Publication year - 2013
Publication title -
international forum of allergy and rhinology
Language(s) - English
Resource type - Journals
SCImago Journal Rank - 1.503
H-Index - 46
eISSN - 2042-6984
pISSN - 2042-6976
DOI - 10.1002/alr.21123
Subject(s) - medicine , polysomnogram , obstructive sleep apnea , medline , sleep disordered breathing , evidence based medicine , systematic review , breathing , cochrane library , polysomnography , pediatrics , meta analysis , physical therapy , apnea , alternative medicine , psychiatry , pathology , political science , law
Background The objective of this work was to systematically review existing literature on the association between allergic rhinitis (AR) and sleep‐disordered breathing (SDB) in children. Methods We performed a literature search encompassing the last 25 years in PubMed, EMBASE, and Cochrane CENTRAL. Inclusion criteria included English‐language papers containing original human data, number of subjects ≥7, and age <18 years old. Data was systematically collected on study design, patient demographics, clinical characteristics/outcomes, and level‐of‐evidence. Two investigators independently reviewed all articles. Results The initial search yielded 433 abstracts, of which 18 articles were included. Twelve (67%) of the 18 articles showed a statistically significant association between AR and SDB. All articles were either case‐series or case‐control studies. Based on the Newcastle‐Ottawa scale, the quality of the articles was determined to be fair to good.
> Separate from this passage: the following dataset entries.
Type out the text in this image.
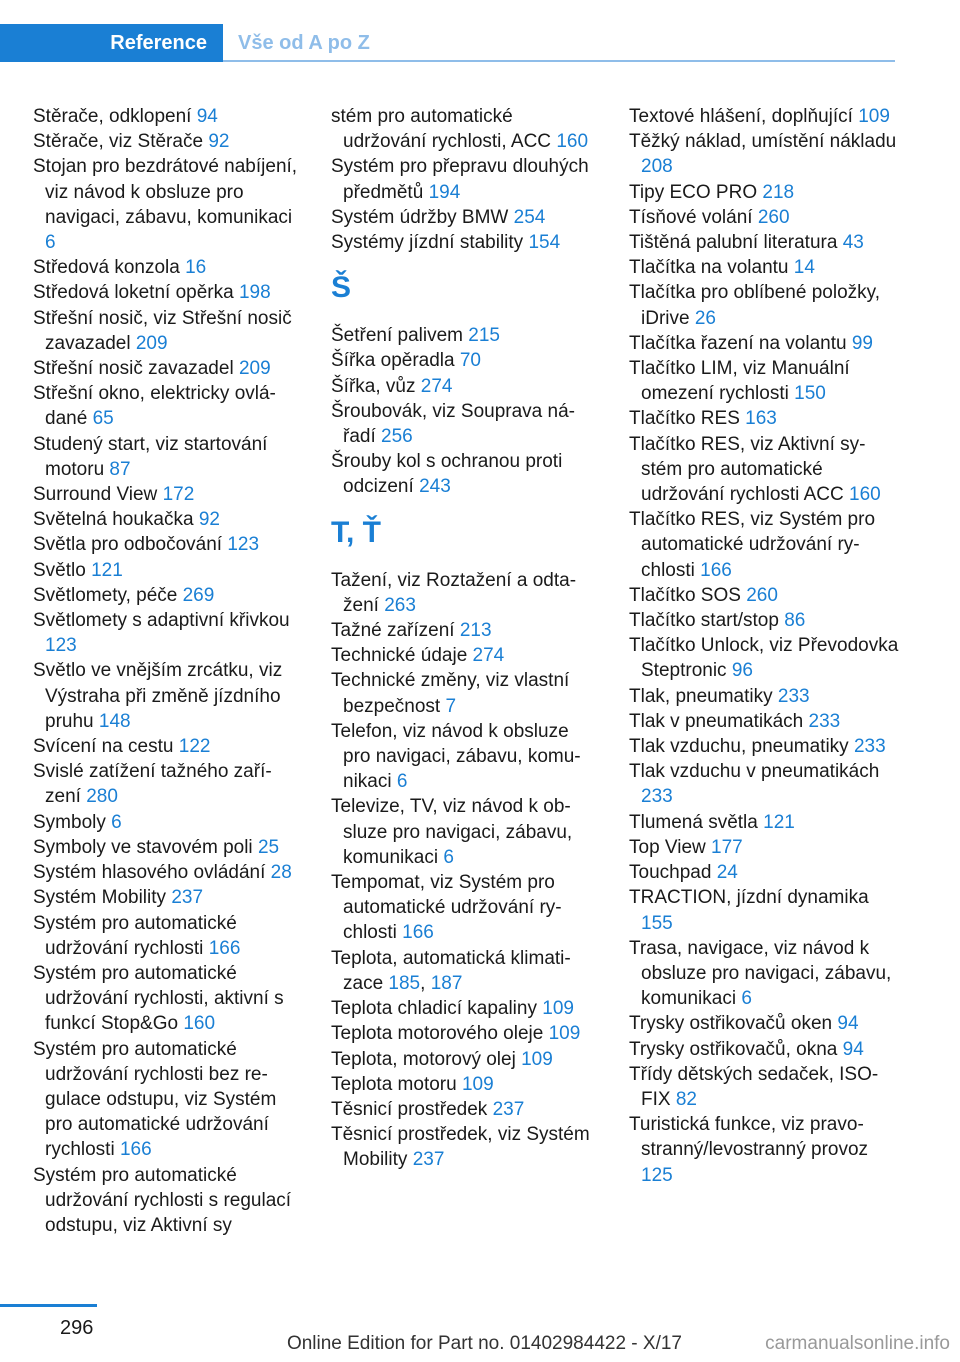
Reference	Vše od A po Z
Stěrače, odklopení 94
Stěrače, viz Stěrače 92
Stojan pro bezdrátové nabíjení, viz návod k obsluze pro navigaci, zábavu, komunikaci 6
Středová konzola 16
Středová loketní opěrka 198
Střešní nosič, viz Střešní nosič zavazadel 209
Střešní nosič zavazadel 209
Střešní okno, elektricky ovládané 65
Studený start, viz startování motoru 87
Surround View 172
Světelná houkačka 92
Světla pro odbočování 123
Světlo 121
Světlomety, péče 269
Světlomety s adaptivní křivkou 123
Světlo ve vnějším zrcátku, viz Výstraha při změně jízdního pruhu 148
Svícení na cestu 122
Svislé zatížení tažného zařízení 280
Symboly 6
Symboly ve stavovém poli 25
Systém hlasového ovládání 28
Systém Mobility 237
Systém pro automatické udržování rychlosti 166
Systém pro automatické udržování rychlosti, aktivní s funkcí Stop&Go 160
Systém pro automatické udržování rychlosti bez regulace odstupu, viz Systém pro automatické udržování rychlosti 166
Systém pro automatické udržování rychlosti s regulací odstupu, viz Aktivní sy
stém pro automatické udržování rychlosti, ACC 160
Systém pro přepravu dlouhých předmětů 194
Systém údržby BMW 254
Systémy jízdní stability 154
Š
Šetření palivem 215
Šířka opěradla 70
Šířka, vůz 274
Šroubovák, viz Souprava nářadí 256
Šrouby kol s ochranou proti odcizení 243
T, Ť
Tažení, viz Roztažení a odtažení 263
Tažné zařízení 213
Technické údaje 274
Technické změny, viz vlastní bezpečnost 7
Telefon, viz návod k obsluze pro navigaci, zábavu, komunikaci 6
Televize, TV, viz návod k obsluze pro navigaci, zábavu, komunikaci 6
Tempomat, viz Systém pro automatické udržování rychlosti 166
Teplota, automatická klimatizace 185, 187
Teplota chladicí kapaliny 109
Teplota motorového oleje 109
Teplota, motorový olej 109
Teplota motoru 109
Těsnicí prostředek 237
Těsnicí prostředek, viz Systém Mobility 237
Textové hlášení, doplňující 109
Těžký náklad, umístění nákladu 208
Tipy ECO PRO 218
Tísňové volání 260
Tištěná palubní literatura 43
Tlačítka na volantu 14
Tlačítka pro oblíbené položky, iDrive 26
Tlačítka řazení na volantu 99
Tlačítko LIM, viz Manuální omezení rychlosti 150
Tlačítko RES 163
Tlačítko RES, viz Aktivní systém pro automatické udržování rychlosti ACC 160
Tlačítko RES, viz Systém pro automatické udržování rychlosti 166
Tlačítko SOS 260
Tlačítko start/stop 86
Tlačítko Unlock, viz Převodovka Steptronic 96
Tlak, pneumatiky 233
Tlak v pneumatikách 233
Tlak vzduchu, pneumatiky 233
Tlak vzduchu v pneumatikách 233
Tlumená světla 121
Top View 177
Touchpad 24
TRACTION, jízdní dynamika 155
Trasa, navigace, viz návod k obsluze pro navigaci, zábavu, komunikaci 6
Trysky ostřikovačů oken 94
Trysky ostřikovačů, okna 94
Třídy dětských sedaček, ISOFIX 82
Turistická funkce, viz pravostranný/levostranný provoz 125
296
Online Edition for Part no. 01402984422 - X/17	carmanualsonline.info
For characterizing AR, 7 (39%) studies included skin‐prick testing and/or in vitro testing. For determining presence of SDB, 7 (39%) of the studies used polysomnographic data, of which 1 study incorporated data from a home polysomnogram. Habitual snoring was the most common form of SDB studied, in 10 (56%) of the articles. Obstructive sleep apnea was studied in 6 (33%) articles. Conclusion Although the majority of the studies included in this review showed a significant association between AR and SDB, all of the studies were evidence level 3b and 4, for an overall grade of B− evidence (Oxford Evidence‐Based Medicine Center). Further higher‐quality studies should be performed in the future to better evaluate the relationship between AR and SDB in children.